Chances are, the quad-core processor powering your desktop computer or high-end laptop is vastly underworked. But it’s not your fault: Writing code that executes in parallel is difficult, so most consumer applications (save for some compute-intensive video games that really need help, for example) continue to run on just one core at a time. Which makes it all the more impressive that a group of Stanford researchers recently ran a jet-engine-noise simulation across 1 million cores simultaneously.

As anyone even casually familiar with parallel processing knows, running applications across more nodes means jobs execute faster because they’re able to share the computing workload. The more cores, the faster it runs. This what makes Hadoop, for example, so great at processing large chunks of data. The MapReduce framework on which it’s based divvies up the work across nodes and everything they find is stitched back together as the result of a job.

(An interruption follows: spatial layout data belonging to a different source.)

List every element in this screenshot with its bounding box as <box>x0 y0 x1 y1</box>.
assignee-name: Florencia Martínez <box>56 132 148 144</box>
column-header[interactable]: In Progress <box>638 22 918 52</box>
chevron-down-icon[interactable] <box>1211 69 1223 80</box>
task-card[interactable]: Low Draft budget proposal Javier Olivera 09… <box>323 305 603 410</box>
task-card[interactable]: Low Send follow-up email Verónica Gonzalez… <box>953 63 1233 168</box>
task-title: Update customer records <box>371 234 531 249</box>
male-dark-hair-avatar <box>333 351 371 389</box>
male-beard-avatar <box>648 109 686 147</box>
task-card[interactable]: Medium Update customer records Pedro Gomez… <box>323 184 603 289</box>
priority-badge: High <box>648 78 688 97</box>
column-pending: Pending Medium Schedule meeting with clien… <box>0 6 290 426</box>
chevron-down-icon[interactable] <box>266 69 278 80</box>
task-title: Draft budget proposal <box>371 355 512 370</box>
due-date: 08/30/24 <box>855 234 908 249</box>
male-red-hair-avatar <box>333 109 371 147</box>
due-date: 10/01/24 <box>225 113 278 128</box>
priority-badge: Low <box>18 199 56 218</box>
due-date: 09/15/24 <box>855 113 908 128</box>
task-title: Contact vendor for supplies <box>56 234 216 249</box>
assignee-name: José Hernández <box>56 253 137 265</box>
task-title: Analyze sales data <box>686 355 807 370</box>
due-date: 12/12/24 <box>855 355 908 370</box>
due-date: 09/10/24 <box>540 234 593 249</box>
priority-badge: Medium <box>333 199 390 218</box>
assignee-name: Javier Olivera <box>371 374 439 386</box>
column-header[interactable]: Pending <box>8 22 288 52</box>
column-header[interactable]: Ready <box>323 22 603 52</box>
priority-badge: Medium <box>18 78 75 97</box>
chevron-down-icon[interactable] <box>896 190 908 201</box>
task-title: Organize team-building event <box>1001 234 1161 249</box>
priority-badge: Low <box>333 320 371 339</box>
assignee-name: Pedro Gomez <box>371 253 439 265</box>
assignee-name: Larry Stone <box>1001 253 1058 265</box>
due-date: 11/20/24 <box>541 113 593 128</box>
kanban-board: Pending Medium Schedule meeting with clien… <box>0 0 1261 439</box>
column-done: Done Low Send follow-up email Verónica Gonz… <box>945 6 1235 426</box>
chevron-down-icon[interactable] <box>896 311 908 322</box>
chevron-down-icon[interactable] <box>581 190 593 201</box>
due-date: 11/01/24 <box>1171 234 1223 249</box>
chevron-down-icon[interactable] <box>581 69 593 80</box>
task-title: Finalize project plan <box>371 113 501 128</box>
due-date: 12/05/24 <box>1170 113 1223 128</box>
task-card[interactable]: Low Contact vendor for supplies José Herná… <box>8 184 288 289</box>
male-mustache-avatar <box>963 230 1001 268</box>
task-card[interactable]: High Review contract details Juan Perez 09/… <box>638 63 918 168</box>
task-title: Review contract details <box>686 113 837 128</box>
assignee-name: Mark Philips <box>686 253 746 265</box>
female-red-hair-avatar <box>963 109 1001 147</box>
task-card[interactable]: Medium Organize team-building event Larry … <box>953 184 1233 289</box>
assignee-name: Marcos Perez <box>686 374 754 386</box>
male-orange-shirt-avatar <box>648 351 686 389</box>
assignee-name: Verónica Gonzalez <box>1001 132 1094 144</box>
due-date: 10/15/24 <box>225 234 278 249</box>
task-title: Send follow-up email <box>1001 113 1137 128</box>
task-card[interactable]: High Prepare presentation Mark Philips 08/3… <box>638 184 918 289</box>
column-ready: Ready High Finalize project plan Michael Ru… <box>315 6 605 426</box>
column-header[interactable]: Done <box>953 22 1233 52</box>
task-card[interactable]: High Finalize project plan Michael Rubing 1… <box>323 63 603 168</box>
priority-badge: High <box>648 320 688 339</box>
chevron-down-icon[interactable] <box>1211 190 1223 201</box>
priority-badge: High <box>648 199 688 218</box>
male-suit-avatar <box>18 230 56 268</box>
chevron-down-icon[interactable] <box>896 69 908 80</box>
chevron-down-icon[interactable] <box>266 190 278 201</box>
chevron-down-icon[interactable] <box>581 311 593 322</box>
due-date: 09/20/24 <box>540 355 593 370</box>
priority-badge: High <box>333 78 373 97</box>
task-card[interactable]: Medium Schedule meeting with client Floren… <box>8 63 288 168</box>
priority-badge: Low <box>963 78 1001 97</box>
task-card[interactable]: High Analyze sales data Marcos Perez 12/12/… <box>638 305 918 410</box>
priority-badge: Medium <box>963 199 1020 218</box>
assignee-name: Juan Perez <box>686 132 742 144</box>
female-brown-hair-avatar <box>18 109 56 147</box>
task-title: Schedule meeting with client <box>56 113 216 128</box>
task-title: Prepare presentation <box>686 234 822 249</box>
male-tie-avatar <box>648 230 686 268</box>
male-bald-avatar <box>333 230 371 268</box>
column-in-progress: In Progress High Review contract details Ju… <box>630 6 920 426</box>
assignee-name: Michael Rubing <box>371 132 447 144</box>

But even Hadoop can only scale to tens of thousands of nodes and, because of its focus on “nodes,” actually isn’t really good at utilizing multi-core processors to their fullest (expect to hear more about the limitations of Hadoop at our Structure: Data conference March 20-21 in New York). The IBM-built (s ibm) Sequoia supercomputer (housed at Lawrence Livermore National Laboratory) that the Stanford team used consists of 98,304 processors (or nodes), each containing 16 computing cores. That’s a grand total of 1,572,864 cores, and the researchers were able to use the majority of them, which they claim is a record of some sort.

Sequoia, decomposed
Sequoia, decomposed

But record or not, that’s an incredibly complex undertaking. Programming the jet-engine simulation meant figuring out how to divvy the code into more than a million different tasks that could run across tens of thousands of nodes and 16 cores within each of those nodes. If even one of those processes is buggy, it could slow down or ruin the whole simulation.

Even in the world of supercomputing, where systems now regularly contain hundreds of thousands of cores — some of them special-purpose GPU co-processors — there’s a shortage of programming talent to actually use them all to their fullest potential. As my colleague Stacey Higginbotham explained in some time ago, the world of high-performance computing is hurtling toward exascale computing but a bigger problem than energy-consumption might be finding applications that need that much computing power and the algorithms capable of operating at that scale.

Still, the implications of advances in parallel programming are huge — like potentially life-altering huge. This is true not only because of the scientific questions we’ll soon be able to answer at speeds inconceivable even a decade ago, but also because of the computing power we’ll all soon be carrying around in our pockets and purses. If you think those multi-core smartphones and tablets are great now because they can run multiple applications at the same time, just wait until their processors are even bigger and badder and we have more applications — photo- and video-editing, computer-aided design, games and who knows what else — that can actually get the most out of them.